Stable streaming events — every agent emits <agent>:reply:start / :delta / :end events at a stable, agent-scoped label so the client doesn't have to know which LLM provider is underneath.
Per-request session binding — when an LLM tool runs mid-turn, the resolved session and identity are bound to the current agent request. The model can't be tricked into writing to another user's memory by passing fake ids in the tool call.
Per-agent stores and a session registry — every agent gets state, stats, errors, and a notification ledger. Scheduled jobs (daily digests, weekly summaries) iterate registered sessions and fan out per-session, with per-session error isolation.
MCP plumbing — expose any of the agent's functions as an MCP tool with one annotation; Claude Desktop, Cursor, and other MCP clients can call into the agent directly.

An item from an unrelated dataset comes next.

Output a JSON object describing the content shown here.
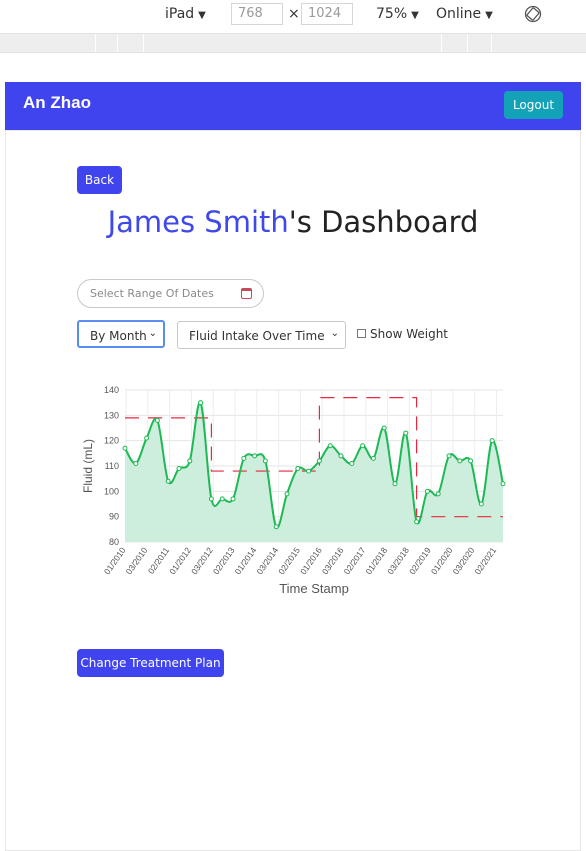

What it deliberately doesn't include: transport vendor packages. No Slack, no Telegram, no Discord. Those live in the application and translate to the neutral types — keeps the harness portable and the dependency tree small.

Under the Hood, in One Snippet

When all the harness pieces are in place, an entire chat-style event handler in Hot looks like this:

remember-message
meta {
    agent: PersonalAgent,
    on-event: "personal-agent:remember",
}
fn (event) {
    d        event.data
    sender   identity-from-data(d)
    session  session-from-data(d, sender)
    input    base-input(d, session, sender, Str(or(d.text, "")))
    ::chat-turn/run-chat-turn(turn-cfg, input)
}

That's the whole handler. Resolve who's talking, package up the input, hand off to run-chat-turn. RAG, persistence, ordering, streaming, request binding, tool dispatch, error handling — all behind that one call.

Adding a new slash command in your own agent follows the same pattern: one more function, one more on-event annotation.

Get Started

Run Hot Chat: /docs/demos/hot-chat — 15 minutes to a working chat with both agents
Hot Chat source: github.com/hot-dev/hot-demos/tree/main/hot-chat
hot-ai-agent package: hot.dev/pkg/hot.dev/hot-ai-agent
hot-ai package: hot.dev/pkg/hot.dev/hot-ai
@hot-dev/sdk (JS/TS): npmjs.com/package/@hot-dev/sdk
Production-grade agents: the full TeamAgent and PersonalAgent in the main Hot repo (hot/hot/src/team-agent/, hot/hot/src/personal-agent/) carry the same pattern further — /forget, /why, /export, scheduled digests, and a Researcher peer over the ::ai::bus
Hot Dev on GitHub: github.com/hot-dev/hot — Apache 2.0
Follow: @hotdotdev on X

Update: Since this blog was originally posted, Hot Chat has added support for OpenAI for both LLM replies and embeddings. That means you can use OpenAI embeddings instead of the default local embedder shown in the original video.